Por Nuno Miguel em 28 de Mar de 2019

Adolfo Mesquita Nunes realizou no passado sábado uma acção de esclarecimento sobre esta matéria no bairro da alâmpada, na Boidobra, e ouviu muitas dúvidas dos cidadãos em relação a esta matéria “se houve alguma campanha da câmara junto dos moradores eu desconheço e se houve não foi eficaz porque muitas das pessoas vierem ter connosco e apresentar-nos dúvidas. Nós começámos a andar pelo bairro e eram as pessoas que saiam de casa para nos perguntar o que é que tinham de fazer.
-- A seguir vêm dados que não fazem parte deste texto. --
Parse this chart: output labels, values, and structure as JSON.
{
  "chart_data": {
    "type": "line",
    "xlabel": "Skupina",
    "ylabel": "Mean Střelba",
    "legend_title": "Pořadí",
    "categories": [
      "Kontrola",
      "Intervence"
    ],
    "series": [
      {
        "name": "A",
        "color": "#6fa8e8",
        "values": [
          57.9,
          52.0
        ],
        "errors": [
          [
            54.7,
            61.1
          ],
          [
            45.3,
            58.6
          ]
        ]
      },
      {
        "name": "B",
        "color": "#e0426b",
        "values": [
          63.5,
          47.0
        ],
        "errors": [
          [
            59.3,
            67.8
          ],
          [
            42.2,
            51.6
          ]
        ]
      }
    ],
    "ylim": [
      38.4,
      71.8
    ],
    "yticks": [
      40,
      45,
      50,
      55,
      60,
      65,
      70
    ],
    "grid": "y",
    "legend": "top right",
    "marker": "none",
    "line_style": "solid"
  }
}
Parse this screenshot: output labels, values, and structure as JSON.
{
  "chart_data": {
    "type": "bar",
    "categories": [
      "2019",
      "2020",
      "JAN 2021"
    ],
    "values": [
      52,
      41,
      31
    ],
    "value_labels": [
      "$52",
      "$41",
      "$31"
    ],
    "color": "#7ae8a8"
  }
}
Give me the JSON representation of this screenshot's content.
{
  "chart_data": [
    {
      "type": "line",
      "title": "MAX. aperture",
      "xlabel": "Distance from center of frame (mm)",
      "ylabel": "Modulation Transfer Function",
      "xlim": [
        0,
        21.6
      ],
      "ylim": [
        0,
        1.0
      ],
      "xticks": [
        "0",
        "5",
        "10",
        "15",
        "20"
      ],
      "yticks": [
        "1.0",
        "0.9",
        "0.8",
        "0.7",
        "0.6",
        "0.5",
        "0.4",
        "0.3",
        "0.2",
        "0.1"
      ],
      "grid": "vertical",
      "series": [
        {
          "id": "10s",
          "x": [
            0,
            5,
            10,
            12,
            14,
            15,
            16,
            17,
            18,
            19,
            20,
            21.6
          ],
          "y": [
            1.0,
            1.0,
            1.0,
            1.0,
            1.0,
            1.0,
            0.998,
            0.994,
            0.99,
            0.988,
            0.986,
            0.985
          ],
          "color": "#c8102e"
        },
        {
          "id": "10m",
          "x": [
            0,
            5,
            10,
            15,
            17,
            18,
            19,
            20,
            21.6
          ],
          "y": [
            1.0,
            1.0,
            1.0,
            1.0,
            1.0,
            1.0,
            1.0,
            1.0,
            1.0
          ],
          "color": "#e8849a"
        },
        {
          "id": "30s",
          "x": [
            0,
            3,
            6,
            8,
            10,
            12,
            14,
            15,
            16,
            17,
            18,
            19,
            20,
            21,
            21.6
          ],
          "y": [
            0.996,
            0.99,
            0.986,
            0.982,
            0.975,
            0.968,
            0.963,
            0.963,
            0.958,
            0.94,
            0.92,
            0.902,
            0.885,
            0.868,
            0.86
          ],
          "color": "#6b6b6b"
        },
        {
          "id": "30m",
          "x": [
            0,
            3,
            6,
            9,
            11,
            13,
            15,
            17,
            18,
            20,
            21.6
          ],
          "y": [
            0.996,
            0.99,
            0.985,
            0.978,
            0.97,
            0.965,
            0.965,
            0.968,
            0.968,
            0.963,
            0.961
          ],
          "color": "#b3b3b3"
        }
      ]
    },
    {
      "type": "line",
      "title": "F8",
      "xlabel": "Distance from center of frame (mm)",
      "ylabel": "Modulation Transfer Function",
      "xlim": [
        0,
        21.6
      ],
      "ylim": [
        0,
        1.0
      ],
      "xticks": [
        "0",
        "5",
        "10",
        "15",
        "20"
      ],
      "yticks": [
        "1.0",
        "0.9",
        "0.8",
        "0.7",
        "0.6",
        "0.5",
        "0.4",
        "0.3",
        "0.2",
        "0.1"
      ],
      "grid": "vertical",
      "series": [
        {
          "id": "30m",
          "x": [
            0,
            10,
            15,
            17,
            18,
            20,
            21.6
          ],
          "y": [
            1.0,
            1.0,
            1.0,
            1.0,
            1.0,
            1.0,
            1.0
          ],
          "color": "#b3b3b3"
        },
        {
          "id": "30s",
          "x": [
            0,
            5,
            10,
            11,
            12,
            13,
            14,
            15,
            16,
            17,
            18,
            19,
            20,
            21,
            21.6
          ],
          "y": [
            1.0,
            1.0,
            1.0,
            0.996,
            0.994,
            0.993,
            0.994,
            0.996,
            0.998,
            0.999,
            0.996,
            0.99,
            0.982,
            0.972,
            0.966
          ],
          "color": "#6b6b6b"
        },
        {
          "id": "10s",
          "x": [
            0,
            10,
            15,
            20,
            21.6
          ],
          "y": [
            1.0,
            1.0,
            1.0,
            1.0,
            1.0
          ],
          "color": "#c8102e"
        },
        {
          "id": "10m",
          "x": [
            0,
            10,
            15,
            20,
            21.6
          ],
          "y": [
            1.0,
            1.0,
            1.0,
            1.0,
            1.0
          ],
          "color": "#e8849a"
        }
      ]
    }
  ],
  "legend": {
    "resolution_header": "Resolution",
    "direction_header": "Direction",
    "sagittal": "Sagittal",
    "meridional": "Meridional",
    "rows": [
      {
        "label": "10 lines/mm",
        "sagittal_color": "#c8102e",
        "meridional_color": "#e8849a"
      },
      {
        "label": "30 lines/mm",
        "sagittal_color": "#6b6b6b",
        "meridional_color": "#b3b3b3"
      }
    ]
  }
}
Se houve iniciativa, ela não chegou às pessoas e foi muito frequente ouvir durante esta manhã que não acreditam em boas notícias como é o caso da diminuição do valor das rendas. Isso diz muito sobre a forma como as pessoas olham para a política”.     

 

No final desta visita, o eleito do CDS/PP voltou a manifestar a sua preocupação com a falta de investimento, por parte da autarquia, na requalificação das casas de habitação social “hoje voltei a entrar em casas, porque as pessoas me pediram para entrar e ver o estado de degradação em que elas se encontram, e esse estado de degradação em nada tem que ver com a má utilização das casas. É óbvio que haverá alguns casos desses mas a degradação do parque habitacional tem que ver com deficiências estruturais e há pessoas que vivem em condições que eu considero degradantes”. 

 

Adolfo Mesquita Nunes sublinha que a aplicação na Covilhã da nova lei do arrendamento vai introduzir critérios de maior igualdade e sublinha que a habitação social só deve ser atribuída aos cidadãos que comprovem essa necessidade “para o CDS é importante que a habitação social seja só para quem precisa dela. Pessoas que hoje estão em casas de habitação social e tem condições para viver noutras casas devem ver as suas rendas aumentadas de acordo com os seus rendimentos. Somos favoráveis que essas pessoas paguem mais até porque, provavelmente, até nem tinham que estar em habitação social. Ao mesmo tempo, aqueles que mais precisam e que tem poucos rendimentos têm de pagar de acordo com eles. E não era isso que estava a acontecer e que nós obrigámos a câmara a fazer”.